SMOOSH JUICE
Pulling Apart D&D 5e

Recently I played Lord of the Rings for 5e and I was struck by how Free League really pulled 5e apart and put it back together again, making a game that was both familiar and easy to play and also quite different in feel from D&D 5e. They’ve thrown out the bathwater and kept the baby.
How did they do it?
- They completely removed existing backgrounds and species and made new ones
- They changed a few skills and reassigned some to different basic abilities
- They removed all the existing feats and created new ones to suit the world
- They removed all the classes and replaced them
- They removed and replaced all the spells
- Added two new conditions which expanded on exhaustion
- They added new mechanics in the social and journey pillars, and chose optional rules as core (eg resting rules)

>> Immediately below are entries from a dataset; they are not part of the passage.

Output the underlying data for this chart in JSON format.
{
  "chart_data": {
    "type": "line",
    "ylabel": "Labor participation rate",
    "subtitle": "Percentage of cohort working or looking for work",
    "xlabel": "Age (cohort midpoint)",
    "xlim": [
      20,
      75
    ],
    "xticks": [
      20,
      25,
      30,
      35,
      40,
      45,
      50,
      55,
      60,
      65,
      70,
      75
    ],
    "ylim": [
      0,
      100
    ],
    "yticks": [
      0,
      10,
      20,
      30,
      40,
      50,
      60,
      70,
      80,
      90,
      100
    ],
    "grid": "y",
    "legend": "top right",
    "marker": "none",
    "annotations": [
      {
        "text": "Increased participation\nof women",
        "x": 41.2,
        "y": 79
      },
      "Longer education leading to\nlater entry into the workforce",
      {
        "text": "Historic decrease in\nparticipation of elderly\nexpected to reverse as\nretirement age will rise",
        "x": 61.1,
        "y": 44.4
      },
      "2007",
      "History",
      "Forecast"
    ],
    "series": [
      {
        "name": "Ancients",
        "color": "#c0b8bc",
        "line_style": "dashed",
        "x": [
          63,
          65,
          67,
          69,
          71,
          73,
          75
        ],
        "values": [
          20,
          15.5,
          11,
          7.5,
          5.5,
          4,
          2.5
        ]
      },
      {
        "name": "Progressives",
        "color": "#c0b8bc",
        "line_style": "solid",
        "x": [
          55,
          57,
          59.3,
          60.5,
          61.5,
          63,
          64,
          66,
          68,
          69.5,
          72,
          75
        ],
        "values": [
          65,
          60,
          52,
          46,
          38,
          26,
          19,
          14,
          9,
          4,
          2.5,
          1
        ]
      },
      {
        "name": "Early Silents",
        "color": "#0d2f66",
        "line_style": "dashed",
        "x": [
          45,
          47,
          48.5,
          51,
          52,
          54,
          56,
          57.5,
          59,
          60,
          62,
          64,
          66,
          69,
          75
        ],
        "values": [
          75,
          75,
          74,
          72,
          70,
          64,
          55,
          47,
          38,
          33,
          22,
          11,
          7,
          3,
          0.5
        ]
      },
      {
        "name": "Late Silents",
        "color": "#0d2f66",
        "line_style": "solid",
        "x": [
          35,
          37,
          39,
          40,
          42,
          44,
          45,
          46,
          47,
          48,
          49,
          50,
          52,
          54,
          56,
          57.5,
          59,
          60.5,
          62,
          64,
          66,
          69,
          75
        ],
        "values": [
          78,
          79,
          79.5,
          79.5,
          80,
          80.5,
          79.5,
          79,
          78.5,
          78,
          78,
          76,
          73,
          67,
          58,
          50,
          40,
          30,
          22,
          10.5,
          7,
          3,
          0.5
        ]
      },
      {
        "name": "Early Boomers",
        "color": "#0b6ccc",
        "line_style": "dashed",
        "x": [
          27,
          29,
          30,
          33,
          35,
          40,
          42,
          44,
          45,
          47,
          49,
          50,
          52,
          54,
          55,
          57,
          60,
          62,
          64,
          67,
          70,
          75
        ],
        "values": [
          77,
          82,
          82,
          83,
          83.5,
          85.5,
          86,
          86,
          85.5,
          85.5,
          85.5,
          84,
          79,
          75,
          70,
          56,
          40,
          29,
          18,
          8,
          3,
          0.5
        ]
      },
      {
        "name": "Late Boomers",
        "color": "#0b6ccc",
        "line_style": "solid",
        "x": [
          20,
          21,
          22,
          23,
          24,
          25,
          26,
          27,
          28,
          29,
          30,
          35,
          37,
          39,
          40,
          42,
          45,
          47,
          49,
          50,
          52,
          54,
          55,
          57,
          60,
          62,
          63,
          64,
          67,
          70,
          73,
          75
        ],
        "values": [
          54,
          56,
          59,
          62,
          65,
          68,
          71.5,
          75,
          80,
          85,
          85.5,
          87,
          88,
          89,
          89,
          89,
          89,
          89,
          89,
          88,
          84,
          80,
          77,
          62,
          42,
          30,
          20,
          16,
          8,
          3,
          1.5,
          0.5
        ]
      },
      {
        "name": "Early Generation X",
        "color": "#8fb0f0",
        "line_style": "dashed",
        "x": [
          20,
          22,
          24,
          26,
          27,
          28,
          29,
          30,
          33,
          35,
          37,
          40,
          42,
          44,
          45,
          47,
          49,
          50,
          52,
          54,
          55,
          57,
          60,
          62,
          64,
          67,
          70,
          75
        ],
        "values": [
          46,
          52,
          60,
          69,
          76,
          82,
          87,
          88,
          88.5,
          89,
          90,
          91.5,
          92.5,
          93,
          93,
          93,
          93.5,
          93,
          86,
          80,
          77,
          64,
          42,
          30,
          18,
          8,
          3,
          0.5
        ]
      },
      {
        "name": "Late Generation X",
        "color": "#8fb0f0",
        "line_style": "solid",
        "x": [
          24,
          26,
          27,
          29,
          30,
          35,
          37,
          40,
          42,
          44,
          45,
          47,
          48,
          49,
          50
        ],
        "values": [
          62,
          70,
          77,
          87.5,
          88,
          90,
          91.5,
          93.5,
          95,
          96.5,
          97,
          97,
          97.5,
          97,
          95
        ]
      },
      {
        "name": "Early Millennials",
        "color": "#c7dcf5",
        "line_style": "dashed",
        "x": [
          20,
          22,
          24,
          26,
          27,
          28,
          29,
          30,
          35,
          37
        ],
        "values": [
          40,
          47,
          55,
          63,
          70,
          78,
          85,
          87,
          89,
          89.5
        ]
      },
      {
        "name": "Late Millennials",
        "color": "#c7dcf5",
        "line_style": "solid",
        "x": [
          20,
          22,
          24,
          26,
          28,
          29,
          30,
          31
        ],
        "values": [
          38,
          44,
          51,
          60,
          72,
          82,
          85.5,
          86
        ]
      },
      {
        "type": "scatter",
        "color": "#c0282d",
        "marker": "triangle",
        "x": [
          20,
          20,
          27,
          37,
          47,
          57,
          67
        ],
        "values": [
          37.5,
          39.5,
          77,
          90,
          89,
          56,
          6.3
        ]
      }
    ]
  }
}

- Added cultures to species as another part of character backgrounds They added a new shadow mechanic, a sort of negative inspiration with its own save
- They emphasised downtime and in general the passage of time by integrating that into the social and journey pillars
- Added new monsters of course
So what did they leave?
- The six basic abilities and most of the skills
- Combat! But without bonus actions or weapon masteries, since those are class features, and the classes were replaced
- Conditions
- The rules of ability and skill checks, including advantage and disadvantage
- Equipment, by and large
- Tools, by and large
- The way stat blocks look
And — incredibly — this is enough for it to also work on D&D Beyond for character generation and play, which is a big benefit to the game.
I wish the creators of Obojima, which envisages a very different 5e world from Forgotten Realms, had been so bold. There’s so much more we can do with the engine of 5e, as Free League has shown.